À l'inverse de l'évolution précédente, il est à noter que sur la période 2001-2006, les flux de transports subventionnés à l'année sur Marseille-Corse semblent s'être plutôt recentrés sur la pleine saison, la plus rentable pour les compagnies : les trafics progressent de 10,6 % en saison mais reculent de 4,7 % hors saison.


Qu'est-ce que l'aide sociale au passager proposée de début 2002 à fin 2013 sur les lignes maritimes entre Toulon, Nice et la Corse ?

Du 1er janvier 2002 et jusqu'au 31 décembre 2013, date de sa suppression, l'Assemblée territoriale de Corse avait mis en place un système grâce auquel les passagers de toutes les compagnies qui s'étaient engagées à desservir la Corse toute l'année au départ des ports de Toulon et de Nice, pouvaient bénéficier de tarifs réduits. Jusqu'en 2009, cette réduction atteignait 15 € par personne et par traversée, soit une part substantielle du prix du billet : jusqu'à 75% du prix hors taxes alors proposé par la Corsica Ferries (le tarif le plus bas de la compagnie était ainsi ramené à 5 € hors taxes pour un passager). Dans un souci d'économie, avant de la supprimer fin 2013, la Collectivité territoriale de Corse avait ramené son montant unitaire à 12 € à compter de 2010 et la somme globale distribuée à ce titre avait alors été plafonnée à 16 millions d'euros par an. Elle concernait les passagers dits sociaux des lignes Toulon-Corse et Nice-Corse ou vice-versa de la Corsica Ferries et de la SNCM et ce, quelle que soit la période de l'année au cours de laquelle s'effectuait le voyage.

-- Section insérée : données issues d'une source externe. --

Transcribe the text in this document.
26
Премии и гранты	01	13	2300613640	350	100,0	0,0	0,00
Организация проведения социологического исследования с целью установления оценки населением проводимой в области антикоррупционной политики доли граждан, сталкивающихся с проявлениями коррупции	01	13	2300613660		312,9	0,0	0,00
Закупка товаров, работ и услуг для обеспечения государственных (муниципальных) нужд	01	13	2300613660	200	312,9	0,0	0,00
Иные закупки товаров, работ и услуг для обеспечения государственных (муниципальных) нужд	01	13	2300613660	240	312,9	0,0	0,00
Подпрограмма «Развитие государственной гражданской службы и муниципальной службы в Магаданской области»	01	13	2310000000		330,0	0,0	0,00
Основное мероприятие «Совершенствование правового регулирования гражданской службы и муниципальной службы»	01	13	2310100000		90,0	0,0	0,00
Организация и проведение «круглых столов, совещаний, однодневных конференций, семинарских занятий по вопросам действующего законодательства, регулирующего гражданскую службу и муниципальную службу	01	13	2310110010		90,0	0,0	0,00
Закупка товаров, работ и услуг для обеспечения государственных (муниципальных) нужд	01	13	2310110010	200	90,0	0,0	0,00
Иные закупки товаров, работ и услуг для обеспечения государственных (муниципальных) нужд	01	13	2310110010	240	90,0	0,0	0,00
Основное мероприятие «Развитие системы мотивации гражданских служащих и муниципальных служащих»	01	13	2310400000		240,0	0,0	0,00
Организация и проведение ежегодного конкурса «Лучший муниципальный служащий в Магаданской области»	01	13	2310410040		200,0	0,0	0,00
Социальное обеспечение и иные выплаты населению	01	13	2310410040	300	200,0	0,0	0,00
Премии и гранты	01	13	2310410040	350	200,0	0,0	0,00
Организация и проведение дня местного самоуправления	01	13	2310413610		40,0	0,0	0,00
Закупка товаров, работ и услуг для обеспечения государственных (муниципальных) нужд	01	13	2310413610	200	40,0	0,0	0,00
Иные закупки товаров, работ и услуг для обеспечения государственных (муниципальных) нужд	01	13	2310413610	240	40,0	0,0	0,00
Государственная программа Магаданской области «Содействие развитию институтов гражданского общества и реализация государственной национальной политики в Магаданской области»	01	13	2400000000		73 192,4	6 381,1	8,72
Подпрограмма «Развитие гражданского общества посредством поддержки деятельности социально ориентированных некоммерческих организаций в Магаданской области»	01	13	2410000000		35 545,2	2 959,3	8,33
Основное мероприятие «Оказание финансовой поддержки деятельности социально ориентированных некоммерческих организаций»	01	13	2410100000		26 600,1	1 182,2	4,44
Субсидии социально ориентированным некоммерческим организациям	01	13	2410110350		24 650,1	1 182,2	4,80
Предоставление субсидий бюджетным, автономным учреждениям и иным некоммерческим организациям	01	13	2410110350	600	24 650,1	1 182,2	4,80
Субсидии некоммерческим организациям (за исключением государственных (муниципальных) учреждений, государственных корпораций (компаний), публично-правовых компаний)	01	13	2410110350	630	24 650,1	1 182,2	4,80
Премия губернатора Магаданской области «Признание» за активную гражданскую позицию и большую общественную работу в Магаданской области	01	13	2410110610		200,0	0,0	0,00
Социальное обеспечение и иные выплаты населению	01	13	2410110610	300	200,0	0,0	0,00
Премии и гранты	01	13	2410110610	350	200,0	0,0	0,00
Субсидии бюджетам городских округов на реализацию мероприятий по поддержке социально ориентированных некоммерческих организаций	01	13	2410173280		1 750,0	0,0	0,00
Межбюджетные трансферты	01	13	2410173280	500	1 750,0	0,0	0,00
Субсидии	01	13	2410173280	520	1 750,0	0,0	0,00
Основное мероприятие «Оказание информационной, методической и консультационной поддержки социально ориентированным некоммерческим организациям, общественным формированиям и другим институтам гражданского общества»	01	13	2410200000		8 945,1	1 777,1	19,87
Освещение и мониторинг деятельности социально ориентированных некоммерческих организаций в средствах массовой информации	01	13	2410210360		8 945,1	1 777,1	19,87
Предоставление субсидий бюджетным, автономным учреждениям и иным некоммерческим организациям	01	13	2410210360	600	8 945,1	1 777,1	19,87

Plus précisément, les personnes concernées par cet avantage tarifaire étaient les jeunes (moins de 25 ans), les étudiants (moins de 27 ans), les seniors (plus de 60 ans), les familles (un ou deux parents voyageant avec au moins un enfant mineur), les personnes handicapées ou invalides et leur accompagnateur éventuel et les résidents corses (ces réductions n'étaient accordées que sur présentation de pièces justificatives). À noter que ce n'est que depuis 2002 que les résidents corses bénéficient d'une réduction du tarif passagers sur ces lignes, et ce, quelle que soit la compagnie choisie par les voyageurs.

Par ailleurs, dans le cadre de la délégation de service public 2007-2013 de et vers Marseille, la SNCM et La Méridionale accordaient également un tarif réduit aux passagers dits sociaux. Les résidents corses naviguant sur les lignes Marseille-Corse bénéficiaient en outre de réductions sur les véhicules et, à certaines périodes, sur les installations pour un aller-retour au départ d'un port insulaire. Contrairement à l'aide sociale, la pérennité des tarifs résidents sur les lignes maritimes de Corse, depuis Marseille, Toulon et Nice, a été confirmée par la Collectivité territoriale de Corse au moins jusque fin 2023.